CMEP Bulletin: It’s the Occupation…
US Cautiously Watches Israeli-Palestinian Peace Initiatives [The Arab Weekly]
As Obama nears the end of his presidency, he is widely assumed to be considering a last move on the Israeli-Palestinian conflict in which he has invested so much time with so little success. Among those options could be supporting a UN Security Council resolution on settlements, a resolution laying out Obama’s parameters for a final agreement or perhaps even US recognition of the state of Palestine.
‘Gush Etzion Settlement Bloc to Grow to Half-a-Million People’ [Jerusalem Post]
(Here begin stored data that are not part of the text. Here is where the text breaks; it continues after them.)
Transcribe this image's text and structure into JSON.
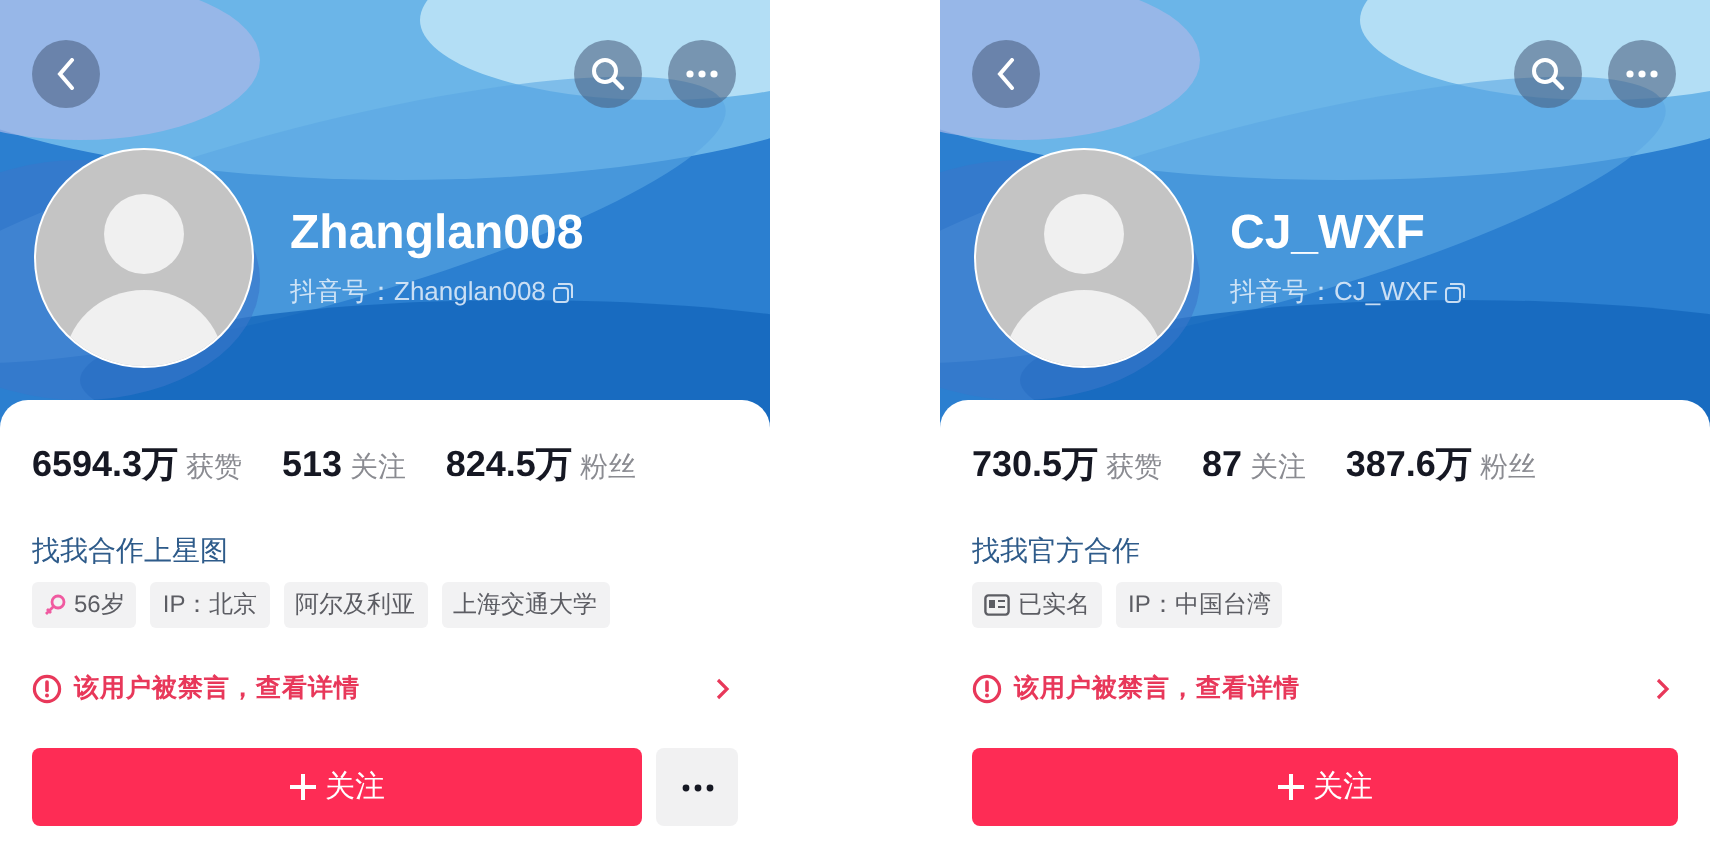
{
  "profiles": [
    {
      "username": "Zhanglan008",
      "douyin_id": "抖音号：Zhanglan008",
      "stats": [
        "**6594.3万** 获赞",
        "**513** 关注",
        "**824.5万** 粉丝"
      ],
      "link": "找我合作上星图",
      "tags": [
        {
          "kind": "gender",
          "text": "56岁"
        },
        {
          "kind": "plain",
          "text": "IP：北京"
        },
        {
          "kind": "plain",
          "text": "阿尔及利亚"
        },
        {
          "kind": "plain",
          "text": "上海交通大学"
        }
      ],
      "notice": "该用户被禁言，查看详情",
      "follow_label": "关注",
      "more_button": true
    },
    {
      "username": "CJ_WXF",
      "douyin_id": "抖音号：CJ_WXF",
      "stats": [
        "**730.5万** 获赞",
        "**87** 关注",
        "**387.6万** 粉丝"
      ],
      "link": "找我官方合作",
      "tags": [
        {
          "kind": "verified",
          "text": "已实名"
        },
        {
          "kind": "plain",
          "text": "IP：中国台湾"
        }
      ],
      "notice": "该用户被禁言，查看详情",
      "follow_label": "关注",
      "more_button": false
    }
  ]
}
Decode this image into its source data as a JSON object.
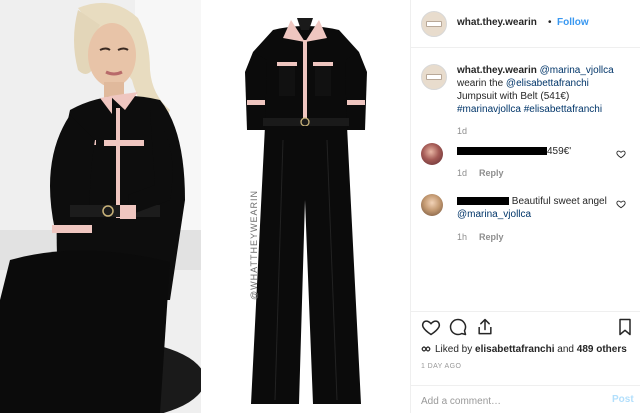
{
  "post": {
    "account_handle": "what.they.wearin",
    "separator": "•",
    "follow_label": "Follow"
  },
  "caption": {
    "user": "what.they.wearin",
    "mention": "@marina_vjollca",
    "line2_prefix": "wearin the ",
    "brand_mention": "@elisabettafranchi",
    "line3": "Jumpsuit with Belt (541€)",
    "tag1": "#marinavjollca",
    "tag2": "#elisabettafranchi",
    "time": "1d"
  },
  "comments": [
    {
      "text": "459€'",
      "time": "1d",
      "reply_label": "Reply"
    },
    {
      "text": "Beautiful sweet angel",
      "mention": "@marina_vjollca",
      "time": "1h",
      "reply_label": "Reply"
    }
  ],
  "likes": {
    "prefix": "Liked by ",
    "user": "elisabettafranchi",
    "middle": " and ",
    "count": "489 others"
  },
  "posted_ago": "1 DAY AGO",
  "comment_box": {
    "placeholder": "Add a comment…",
    "post_label": "Post"
  },
  "image": {
    "watermark": "@WHATTHEYWEARIN"
  },
  "colors": {
    "link_blue": "#3897f0",
    "dark_blue": "#003569",
    "jumpsuit": "#0b0b0b",
    "trim_pink": "#efc6c0"
  },
  "icons": [
    "heart-icon",
    "comment-icon",
    "share-icon",
    "bookmark-icon",
    "avatar"
  ]
}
US State Department deputy spokesperson Mark Toner spoke out against the project on Tuesday, in response to a reporter’s question. “We’re concerned because these plans, if carried out, would have the effect of isolating Bethlehem from the southern West Bank, and that’s fundamentally – in our view, fundamentally incompatible with the pursuit of a two-state solution,” Toner said.
2017 Int’l Year to End Israeli Occupation of Palestine? [In Depth News]
The UN General Assembly is coming under strong pressure to declare 2017 as theInternational Year to End Israeli Occupation of Palestine, particularly in the aftermath of the July 2016 report by the Middle East Quartet – comprising the United States, Russia, the European Union and the United Nations. 2017 as the International Year to End Israeli Occupation of Palestine would mark the fiftieth anniversary of Security Council resolution 242 (1967), and the seventieth anniversary of Assembly resolution 181 (1947). The demand comes within days of 134 nations from around the world comprising the Group of 77 (G77) and China, stressing the urgency of achieving “without delay” an end to Israel’s 49-year occupation of the Palestinian Territory.
In The Israeli-Palestinian Conflict, Even Calm Is Deadly [NPR]
American political scientist Dov Waxman of Northeastern University has found that regular violence leads people to doubt the situation will ever change. “They see it as almost an inevitable feature of life,” Waxman says. “So that saps the political will, if you like, to try to change the situation.” His research has focused on Israelis. But many Palestinians also don’t expect the situation will change. In addition to those killed on both sides during lulls in large-scale violence, tens of thousands of others are exposed to incidents that physically injure or traumatize them.